Rei froze mid-step. The names, the faces, the absurd argument—it was all ripped from the pages of Dandadan, a manga he had devoured in another lifetime, before the silence. It couldn't be. Transmigration? A fictional world? After becoming a human-Hollow hybrid, the idea wasn't as insane as it should have been. He watched them, a cold knot tightening in his stomach. They were real. The aliens, the yokai, the Turbo Granny… it was all real.

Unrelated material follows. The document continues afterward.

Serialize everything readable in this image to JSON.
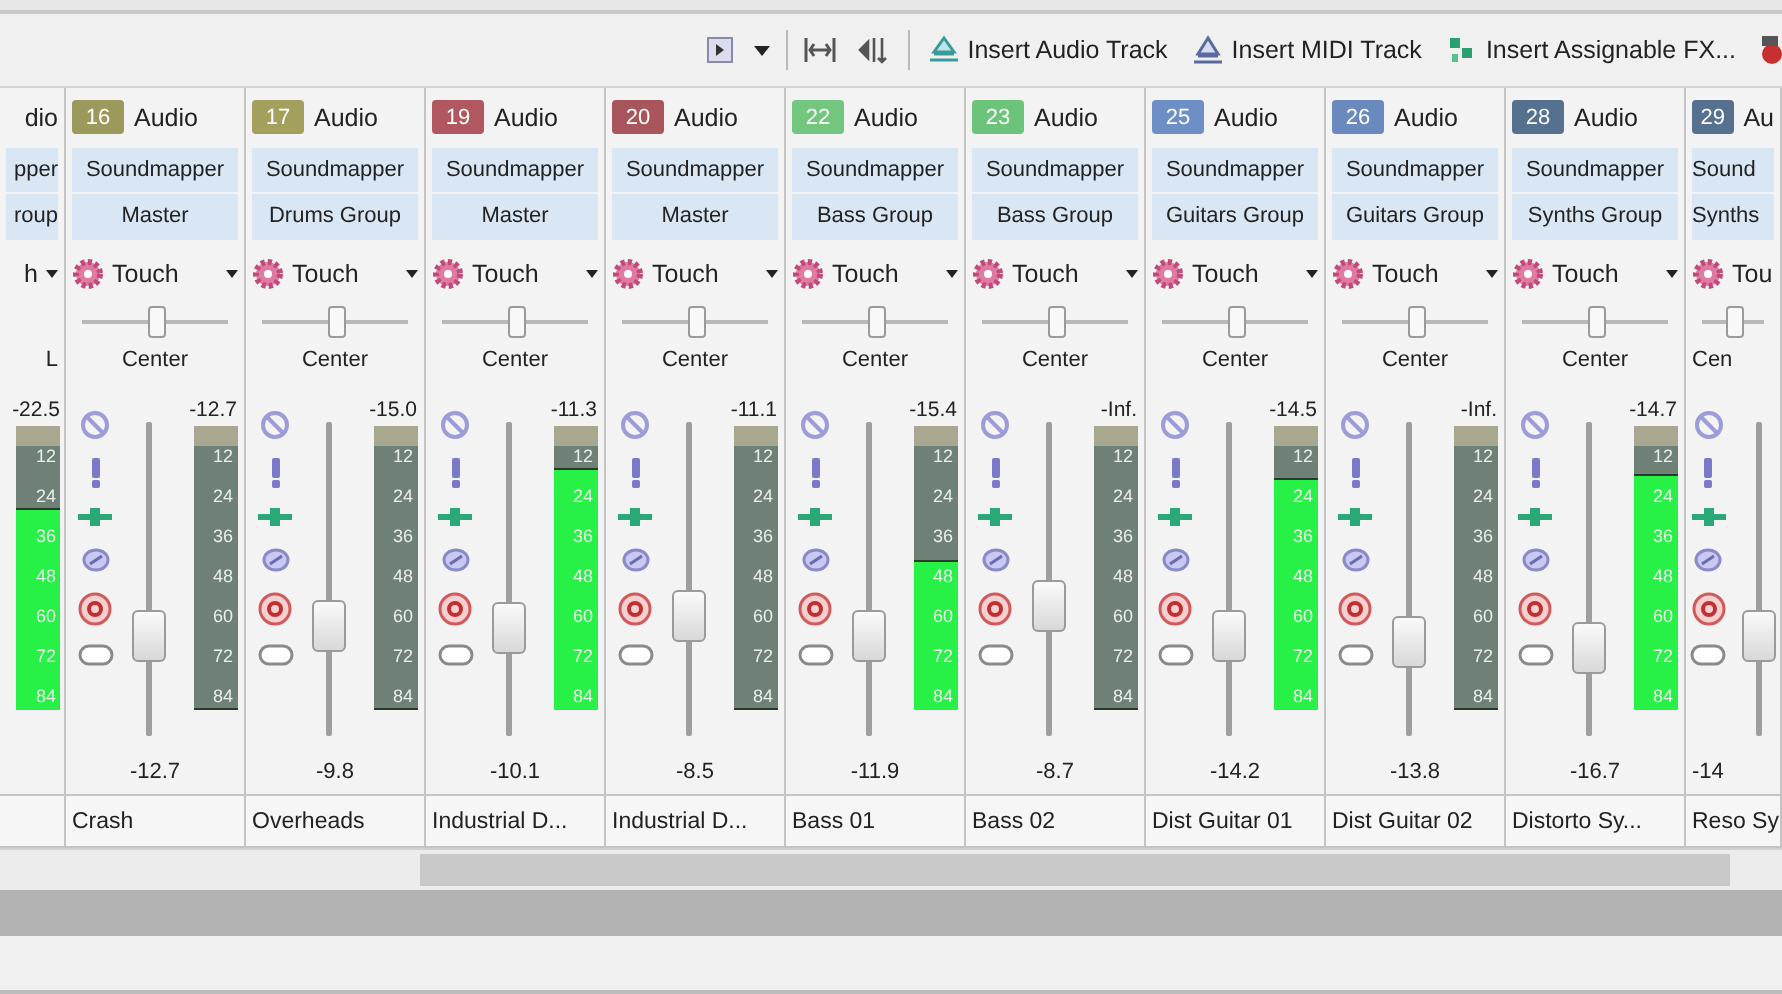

A part of him, the part that still craved connection, felt a bizarre pull. But the rest of him, the part that had been forged in loss and reforged by the Hollow, screamed in protest. He had his own power to master, his own demons to keep leashed. Getting involved in their brand of supernatural chaos was a death sentence, or worse, an invitation to a life even more complicated than his own. He was an observer. A ghost. He had to stay that way.

He watched as they made their ridiculous bet and stormed off in opposite directions—Okarun toward the haunted tunnel, Momo toward the UFO-sighting hotspot at the abandoned hospital. He could feel the faint thrum of spiritual energy emanating from the tunnel, a siren's call to the Hollow within him. But he resisted. He turned his back on them, on the story he had stumbled into, and walked the other way. He walked back toward the quiet house, toward the familiar embrace of the silence, unaware that in a world as loud as this, even the most determined ghost cannot remain unseen for long.